With Great Power…Comes a Return to our Information Roots

With Great Power…Comes a Return to Our Information Roots
3 Lessons from the March 2022 NEASIST AI & Equity Conference

Sarah Bratt, PhD Candidate, Syracuse University School of Information Studies
Secretary, SIG-Artificial Intelligence (AI), ASIS&T

Artificial Intelligence (AI) is embedded deeply in our lives. To move AI forward equitably, we need not start from scratch; history can serve us. A powerful reminder of this was the day-long NEASIST event, an energizing reminder that many ASIS&T areas with historical ties to the apparently “bleeding edge” issues of AI: Equity and information ethics and policy (SIG-IEP, SIG-SM), Bibliometrics and information retrieval (e.g., SIG-MET, SIG-AI), Information literacy (SIG-ED), knowledge organization and management (e.g., SIG-CR, SIG-KM), and Information behavior, use, and seeking (e.g., SIG-USE) approaches. Crosscutting these foundations, I saw 3 themes that were always there in the background or explicitly mentioned:

  • Surveillance Capitalism was always in the background
  • AI education as a solution was widely endorsed
  • Interdisciplinary problem-solving was always implied

In this brief commentary, I summarize the ways AI is related to our information roots that can help us see AI not as a major break with the past, but a rebranding and re-imagination of ongoing issues in information science and technology studies. Granted, there are issues of scale and technical innovation that make AI a new beast. Nonetheless, as here I highlight here, a key takeaway for readers from the NEASIS&T event is the fruitful path forward suggested by speakers and conference attendees’ conversations: bringing special interest group (SIG) expertise together, not only strengthen these foundational areas and apply them to AI, but also make policy and practice recommendations to AI across industry, academia, and government.

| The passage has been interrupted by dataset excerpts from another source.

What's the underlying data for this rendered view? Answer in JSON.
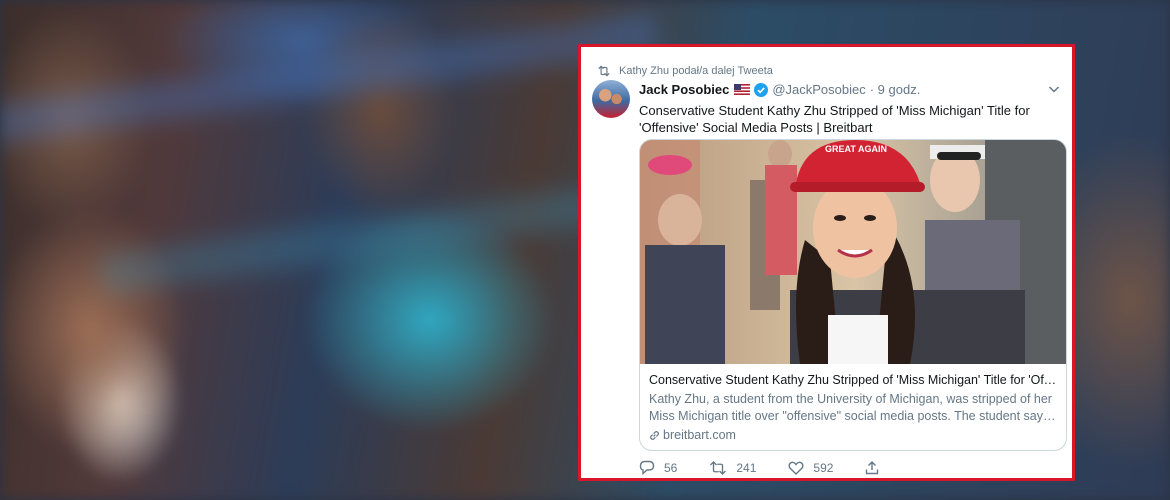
{
  "tweet": {
    "retweeted_by": "Kathy Zhu podał/a dalej Tweeta",
    "author_name": "Jack Posobiec",
    "handle": "@JackPosobiec",
    "time": "· 9 godz.",
    "text": "Conservative Student Kathy Zhu Stripped of 'Miss Michigan' Title for 'Offensive' Social Media Posts | Breitbart",
    "card": {
      "hat_text": "GREAT AGAIN",
      "title": "Conservative Student Kathy Zhu Stripped of 'Miss Michigan' Title for 'Offensive' Social Media Posts",
      "description": "Kathy Zhu, a student from the University of Michigan, was stripped of her Miss Michigan title over \"offensive\" social media posts. The student says ...",
      "domain": "breitbart.com"
    },
    "actions": {
      "replies": "56",
      "retweets": "241",
      "likes": "592"
    }
  },
  "icons": {
    "retweet": "retweet-icon",
    "verified": "verified-badge-icon",
    "flag": "us-flag-icon",
    "chevron": "chevron-down-icon",
    "link": "link-icon",
    "reply": "reply-icon",
    "like": "heart-icon",
    "share": "share-icon"
  },
  "colors": {
    "frame_border": "#d8162a",
    "verified_blue": "#1da1f2",
    "secondary_text": "#657786"
  }
}
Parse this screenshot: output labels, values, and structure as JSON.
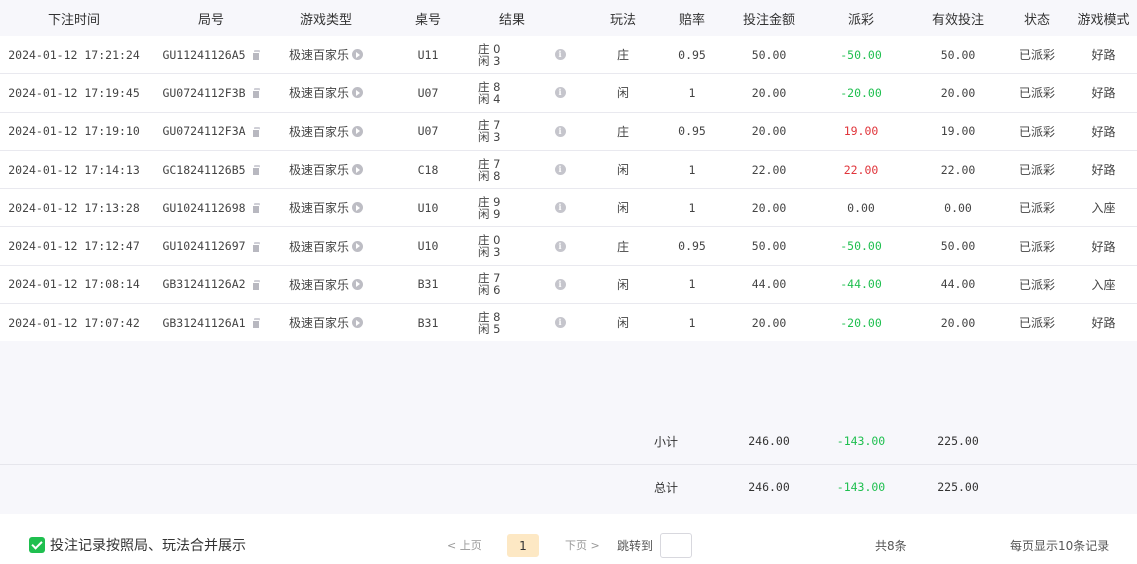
{
  "headers": {
    "bet_time": "下注时间",
    "round_no": "局号",
    "game_type": "游戏类型",
    "table_no": "桌号",
    "result": "结果",
    "play": "玩法",
    "odds": "赔率",
    "bet_amount": "投注金额",
    "payout": "派彩",
    "valid_bet": "有效投注",
    "status": "状态",
    "game_mode": "游戏模式"
  },
  "rows": [
    {
      "time": "2024-01-12 17:21:24",
      "round": "GU11241126A5",
      "game": "极速百家乐",
      "table": "U11",
      "banker": "庄 0",
      "player": "闲 3",
      "play": "庄",
      "odds": "0.95",
      "amount": "50.00",
      "payout": "-50.00",
      "payout_sign": "neg",
      "valid": "50.00",
      "status": "已派彩",
      "mode": "好路"
    },
    {
      "time": "2024-01-12 17:19:45",
      "round": "GU0724112F3B",
      "game": "极速百家乐",
      "table": "U07",
      "banker": "庄 8",
      "player": "闲 4",
      "play": "闲",
      "odds": "1",
      "amount": "20.00",
      "payout": "-20.00",
      "payout_sign": "neg",
      "valid": "20.00",
      "status": "已派彩",
      "mode": "好路"
    },
    {
      "time": "2024-01-12 17:19:10",
      "round": "GU0724112F3A",
      "game": "极速百家乐",
      "table": "U07",
      "banker": "庄 7",
      "player": "闲 3",
      "play": "庄",
      "odds": "0.95",
      "amount": "20.00",
      "payout": "19.00",
      "payout_sign": "pos",
      "valid": "19.00",
      "status": "已派彩",
      "mode": "好路"
    },
    {
      "time": "2024-01-12 17:14:13",
      "round": "GC18241126B5",
      "game": "极速百家乐",
      "table": "C18",
      "banker": "庄 7",
      "player": "闲 8",
      "play": "闲",
      "odds": "1",
      "amount": "22.00",
      "payout": "22.00",
      "payout_sign": "pos",
      "valid": "22.00",
      "status": "已派彩",
      "mode": "好路"
    },
    {
      "time": "2024-01-12 17:13:28",
      "round": "GU1024112698",
      "game": "极速百家乐",
      "table": "U10",
      "banker": "庄 9",
      "player": "闲 9",
      "play": "闲",
      "odds": "1",
      "amount": "20.00",
      "payout": "0.00",
      "payout_sign": "zero",
      "valid": "0.00",
      "status": "已派彩",
      "mode": "入座"
    },
    {
      "time": "2024-01-12 17:12:47",
      "round": "GU1024112697",
      "game": "极速百家乐",
      "table": "U10",
      "banker": "庄 0",
      "player": "闲 3",
      "play": "庄",
      "odds": "0.95",
      "amount": "50.00",
      "payout": "-50.00",
      "payout_sign": "neg",
      "valid": "50.00",
      "status": "已派彩",
      "mode": "好路"
    },
    {
      "time": "2024-01-12 17:08:14",
      "round": "GB31241126A2",
      "game": "极速百家乐",
      "table": "B31",
      "banker": "庄 7",
      "player": "闲 6",
      "play": "闲",
      "odds": "1",
      "amount": "44.00",
      "payout": "-44.00",
      "payout_sign": "neg",
      "valid": "44.00",
      "status": "已派彩",
      "mode": "入座"
    },
    {
      "time": "2024-01-12 17:07:42",
      "round": "GB31241126A1",
      "game": "极速百家乐",
      "table": "B31",
      "banker": "庄 8",
      "player": "闲 5",
      "play": "闲",
      "odds": "1",
      "amount": "20.00",
      "payout": "-20.00",
      "payout_sign": "neg",
      "valid": "20.00",
      "status": "已派彩",
      "mode": "好路"
    }
  ],
  "summary": {
    "subtotal_label": "小计",
    "subtotal_amount": "246.00",
    "subtotal_payout": "-143.00",
    "subtotal_valid": "225.00",
    "total_label": "总计",
    "total_amount": "246.00",
    "total_payout": "-143.00",
    "total_valid": "225.00"
  },
  "footer": {
    "merge_label": "投注记录按照局、玩法合并展示",
    "merge_checked": true,
    "prev_label": "< 上页",
    "current_page": "1",
    "next_label": "下页 >",
    "jump_label": "跳转到",
    "jump_value": "",
    "total_count": "共8条",
    "per_page": "每页显示10条记录"
  },
  "colors": {
    "negative": "#1fbf4f",
    "positive": "#e0353b",
    "header_bg": "#f7f7fb",
    "active_page_bg": "#fde8c4",
    "checkbox": "#1fbf4f"
  },
  "icons": {
    "copy": "copy-icon",
    "play": "play-circle-icon",
    "info": "info-icon",
    "check": "checkmark-icon"
  }
}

With Great Power: AI and Equity

The NEASIST conference “With Great Power: AI and Equity” Friday, March 25, 2022, by Simmons and ASIS&T, co-sponsored by SIG-AI, brought diverse perspectives to questions of the intersection of artificial intelligence (AI), machine learning (ML), and society. I was struck by the nuanced perspectives gained from deep technical knowledge of AI systems, connected to the most pertinent questions of our increasingly algorithmically-mediated experiences, services, and products. The scope of the topics was wide ranging—legal scholars brought perspectives related to behavioral data use, emergency preparedness researchers as well as privacy and security brought perspectives on how AI is shaping issues critical to public sector concerns, from COVID-19 case tracking to semi-automated policing.

A slide from the zoom session on accountability in machine learning by Nashlie Sephus, PhD

Presenters brought issues to the table that indirectly or directly concerned questions of how internet service companies (like Google) and governments (like Russia) capitalize on the behavioral “exhaust” of users. Detailed cases helped to value was primarily in how solutions to these extractive technologies manipulate, and misrepresent, but also how they can be used for “good.” The solutions they brought were in 2 forms: 1) empirical research showing illustrative cases of the intersection of AI+equity and 2) drawing from the foundations of information science research, which I highlight here. I pose questions that I see as aligning with thematic meridians mapping to ASIS&T concerns and special interest groups (SIGs): Information ethics and policy, bibliometrics and information retrieval, information literacy, and knowledge organization and management. I conclude with our next steps forward, including critiques.

Information Ethics and Policy (SIG-IEP, SIG-SM)

  1. What happens when things go wrong? E.g., When a self-driving car hits person? We need to consider “really scary scenarios like smart weapons, killer robots, and delegating decision-making to technology in the first place.”
  2. Risk and fairness: Can we develop calibrated legal interventions to mitigate the risks of AI and equity?
  3. Foreseeability—what is the likelihood of the harm? Are any protective rights involved? Current laws ban systems if they pose “unacceptable risk” such as job applicant rankings. But we’ve seen many of these cases are “toothless regulation”—vague and ineffective.
  4. Can think about kinds of regulations to protect the end user from being manipulated?

Bibliometrics and Information Retrieval (e.g., SIG-MET, SIG-AI)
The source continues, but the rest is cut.